Open mitalhp opened 10 years ago
I just saw the same myself with the latest version.
2015-07-07 16:03:09,444 [MainThread es2graphite.py :submi:174] [ERROR ] Communication to Graphite server failed: [Errno 32] Broken pipe
What's with the debug messages being url encoded anyhow?
2015-07-07 16:06:09,224 [MainThread es2graphite.py :submi:175] [DEBUG ] Traceback+%28most+recent+call+last%29%3A%0A++File+%22.%2Fes2graphite.py%22%2C+line+172%2C+in+submit_to_graphite%0A++++graphite_socket%5B%27socket%27%5D.sendall%28+%22%25s%25s%22+%25+%28header%2C+payload%29+%29%0A++File+%22%2Fusr%2Flib%2Fpython2.7%2Fsocket.py%22%2C+line+228%2C+in+meth%0A++++return+getattr%28self._sock%2Cname%29%28%2Aargs%29%0Aerror%3A+%5BErrno+32%5D+Broken+pipe%0A
I'll look into this. I have yet to experience the issue myself.
As to the urlencoding. I added that for the traceback output so that those messages can be sent through your standard syslog application that would normally break up multi-line outputs into multiple messages. This ensures that the whole message reaches the remote destinatioin a usable form.
@Ralnoc I think you probably haven't experienced the issue because you don't have enough elasticsearch content that you need to chunk it. Not sure why @mitalhp 's chunking will not work with threading.
@drocsid Could you detail the exact arguments you are using? What health-level? Are you using shard-stats, etc? I need to try and replicate the issue.
python2 ./es2graphite.py --stdout --log-level debug es.server:9200 -g graphite.server -o 2004 .
I also needed to comment out some lines to get the stats into my graphite dashboard. I'm also curious about the round-robin approach.It appears that all the _GET requests use the same elasticsearch host.
What sections did you comment out? Also, I don't follow the question about round robin.

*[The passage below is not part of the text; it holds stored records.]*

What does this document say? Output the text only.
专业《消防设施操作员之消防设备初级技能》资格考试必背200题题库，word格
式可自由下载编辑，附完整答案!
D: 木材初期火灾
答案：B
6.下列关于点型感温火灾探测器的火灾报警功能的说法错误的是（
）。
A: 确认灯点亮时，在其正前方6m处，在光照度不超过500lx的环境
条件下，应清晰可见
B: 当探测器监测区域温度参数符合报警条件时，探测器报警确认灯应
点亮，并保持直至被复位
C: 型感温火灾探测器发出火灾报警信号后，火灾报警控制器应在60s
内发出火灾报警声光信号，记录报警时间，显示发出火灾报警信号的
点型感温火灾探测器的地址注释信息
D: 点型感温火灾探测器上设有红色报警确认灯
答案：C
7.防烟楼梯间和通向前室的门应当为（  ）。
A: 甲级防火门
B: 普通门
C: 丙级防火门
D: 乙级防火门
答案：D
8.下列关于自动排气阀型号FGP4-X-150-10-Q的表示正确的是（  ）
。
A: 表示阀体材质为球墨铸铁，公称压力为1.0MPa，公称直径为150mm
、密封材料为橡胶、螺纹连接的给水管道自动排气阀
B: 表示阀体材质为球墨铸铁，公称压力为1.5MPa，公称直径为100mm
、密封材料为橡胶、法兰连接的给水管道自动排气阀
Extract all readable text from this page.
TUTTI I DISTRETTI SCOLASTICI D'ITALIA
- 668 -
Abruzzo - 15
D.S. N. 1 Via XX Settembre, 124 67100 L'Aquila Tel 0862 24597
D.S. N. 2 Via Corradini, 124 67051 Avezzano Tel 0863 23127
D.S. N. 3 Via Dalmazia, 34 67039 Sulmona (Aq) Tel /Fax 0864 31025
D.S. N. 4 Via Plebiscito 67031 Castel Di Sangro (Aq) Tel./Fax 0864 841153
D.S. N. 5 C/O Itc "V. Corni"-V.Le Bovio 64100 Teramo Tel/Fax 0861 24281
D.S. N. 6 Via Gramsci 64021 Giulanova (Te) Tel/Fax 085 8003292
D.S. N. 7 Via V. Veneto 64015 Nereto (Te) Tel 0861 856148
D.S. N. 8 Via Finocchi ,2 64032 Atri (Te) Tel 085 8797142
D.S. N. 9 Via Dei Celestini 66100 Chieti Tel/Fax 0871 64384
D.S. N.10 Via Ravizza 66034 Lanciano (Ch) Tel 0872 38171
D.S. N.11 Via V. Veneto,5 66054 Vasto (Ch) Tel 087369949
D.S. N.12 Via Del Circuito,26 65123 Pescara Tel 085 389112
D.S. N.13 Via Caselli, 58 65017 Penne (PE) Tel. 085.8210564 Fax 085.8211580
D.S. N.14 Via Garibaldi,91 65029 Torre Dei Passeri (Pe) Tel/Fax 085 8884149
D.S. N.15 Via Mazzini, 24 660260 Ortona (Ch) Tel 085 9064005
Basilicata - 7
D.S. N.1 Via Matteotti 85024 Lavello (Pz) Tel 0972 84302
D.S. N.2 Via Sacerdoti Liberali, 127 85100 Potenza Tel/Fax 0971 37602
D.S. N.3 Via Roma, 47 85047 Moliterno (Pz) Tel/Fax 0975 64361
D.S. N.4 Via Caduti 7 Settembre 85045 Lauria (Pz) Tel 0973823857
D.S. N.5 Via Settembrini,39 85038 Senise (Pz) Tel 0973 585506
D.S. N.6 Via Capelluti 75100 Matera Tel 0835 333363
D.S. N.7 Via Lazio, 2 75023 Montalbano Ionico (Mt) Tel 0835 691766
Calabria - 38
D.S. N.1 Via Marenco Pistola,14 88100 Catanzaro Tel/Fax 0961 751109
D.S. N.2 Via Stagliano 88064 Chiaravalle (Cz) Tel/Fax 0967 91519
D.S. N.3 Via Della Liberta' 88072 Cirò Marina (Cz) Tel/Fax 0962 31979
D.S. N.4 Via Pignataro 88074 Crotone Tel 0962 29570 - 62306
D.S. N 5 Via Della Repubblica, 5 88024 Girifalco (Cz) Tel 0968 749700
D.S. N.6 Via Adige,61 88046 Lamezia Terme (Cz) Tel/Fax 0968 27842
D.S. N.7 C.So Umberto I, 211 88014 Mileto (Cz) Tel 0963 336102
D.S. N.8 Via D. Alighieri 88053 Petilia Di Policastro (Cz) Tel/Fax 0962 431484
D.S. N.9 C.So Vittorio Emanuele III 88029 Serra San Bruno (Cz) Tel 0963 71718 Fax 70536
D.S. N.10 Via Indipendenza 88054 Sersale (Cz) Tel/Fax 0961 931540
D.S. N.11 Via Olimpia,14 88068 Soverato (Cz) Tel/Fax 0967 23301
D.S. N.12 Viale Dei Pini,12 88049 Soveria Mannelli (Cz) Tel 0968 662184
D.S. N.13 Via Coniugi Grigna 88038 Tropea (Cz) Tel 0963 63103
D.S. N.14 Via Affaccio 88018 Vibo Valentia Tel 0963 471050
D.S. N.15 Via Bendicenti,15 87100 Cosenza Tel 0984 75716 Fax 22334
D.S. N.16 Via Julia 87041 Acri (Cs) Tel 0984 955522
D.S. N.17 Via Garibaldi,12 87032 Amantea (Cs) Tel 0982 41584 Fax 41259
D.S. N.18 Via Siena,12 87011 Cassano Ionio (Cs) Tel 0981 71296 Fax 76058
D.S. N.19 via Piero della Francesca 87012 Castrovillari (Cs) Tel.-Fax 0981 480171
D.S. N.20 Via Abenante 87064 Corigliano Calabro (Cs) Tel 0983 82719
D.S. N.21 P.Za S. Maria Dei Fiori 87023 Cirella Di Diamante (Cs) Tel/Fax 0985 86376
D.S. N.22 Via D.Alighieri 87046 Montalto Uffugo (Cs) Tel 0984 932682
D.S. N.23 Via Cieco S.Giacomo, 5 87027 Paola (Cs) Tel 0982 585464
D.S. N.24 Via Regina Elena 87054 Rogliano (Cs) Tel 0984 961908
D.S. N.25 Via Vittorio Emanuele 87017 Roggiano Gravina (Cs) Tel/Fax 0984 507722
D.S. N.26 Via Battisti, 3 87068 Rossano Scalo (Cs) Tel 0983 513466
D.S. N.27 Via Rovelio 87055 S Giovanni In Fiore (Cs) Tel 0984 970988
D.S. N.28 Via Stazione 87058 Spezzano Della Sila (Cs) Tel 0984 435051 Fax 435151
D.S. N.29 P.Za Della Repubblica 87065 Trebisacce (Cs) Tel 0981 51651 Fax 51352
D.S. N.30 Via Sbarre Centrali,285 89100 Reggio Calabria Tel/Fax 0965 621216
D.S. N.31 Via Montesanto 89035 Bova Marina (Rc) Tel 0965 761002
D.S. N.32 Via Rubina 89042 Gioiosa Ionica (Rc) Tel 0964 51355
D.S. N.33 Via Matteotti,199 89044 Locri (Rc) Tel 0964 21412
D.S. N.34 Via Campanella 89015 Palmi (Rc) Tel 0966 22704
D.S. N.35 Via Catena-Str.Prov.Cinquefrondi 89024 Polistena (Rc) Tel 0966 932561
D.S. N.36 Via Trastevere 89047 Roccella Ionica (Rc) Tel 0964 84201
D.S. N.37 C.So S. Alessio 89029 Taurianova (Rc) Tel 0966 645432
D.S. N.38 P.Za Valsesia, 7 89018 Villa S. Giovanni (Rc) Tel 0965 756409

They code is always querying the same host, each _get request is for different stats URIs.
There was an stack trace like:
2015-07-02 15:27:13,240 [MainThread] [ERROR ]
Traceback+%28most+recent+call+last%29%3A%0A++File+%22.%2Fes2graphite.py
%22%2C+line+290%2C+in+%3Cmodule%3E%0A++++get_metrics%28%29%0A++File+%22.
%2Fes2graphite.py%22%2C+line+240%2C+in+get_metrics%0A++++indices_stats_m
etrics+%3D+process_indices_stats%28args.prefix%2C+indices_stats%29%0A++F
ile+%22.%2Fes2graphite.py%22%2C+line+121%2C+in+process_indices_stats%0A+
+++process_section%28int%28time.time%28%29%29%2C+metrics%2C+%28prefix%2C
+CLUSTER_NAME%2C+%27indices%27%29%2C+stats%5B%27indices%27%5D%29%0ATypeE
rror%3A+process_section%28%29+takes+exactly+5+arguments+%284+given%29%0A
2015-07-02 15:27:13,241 [MainThread] [INFO ] 2015-07-02 15:27:13:
GET
so I had a look at this and it looks like the issue was coming from https://github.com/mattweber/es2graphite/blob/master/es2graphite.py#L119
So I commented the related lines...
Ok. It looks like something is going on in the indices level stat gathering. If you uncomment that section of code and just set --health-level cluster
then you can run it and have it bypass that code. I'll have to run some tests and see why that issue is manifesting.
@drocsid - The issue you were experiencing is different that the one described by @mitalhp . You issue ended up being an issue where the index collection call to process_section wasn't updated with the new format. That issue is moved to #14 . I'm continuing to investigate the broken pipe issue, but I have yet to run into it.
@Ralnoc
The broken pipe is likely due to having a large number of indices and stats from the cluster. I re-used and modified some of the functions from these scripts, but hacked it heavily to create a custom tailored graphite dashboard. I had an interest in different metrics, but this served as a good quickstart entrypoint for me. Unfortunately, I don't think my hacks are polished enough but I might think about checking it in if there's any interest. Thanks.
I can confirm that the broken pipe issue is caused by a large number of indices and stats. To mitigate the issue, I modified the stats URL (L268) to request only the stats that I needed. This reduced the size of the json object and fixed the timeout.
I was getting a broken pipe error, i believe caused by socket size limits when sending to graphite, so I changed the send_to_graphite to chunk up the data which seems to have fixed the issue. Not sure if this is the best way to handle it (it doesn't work with never versions of the script since the threading was added).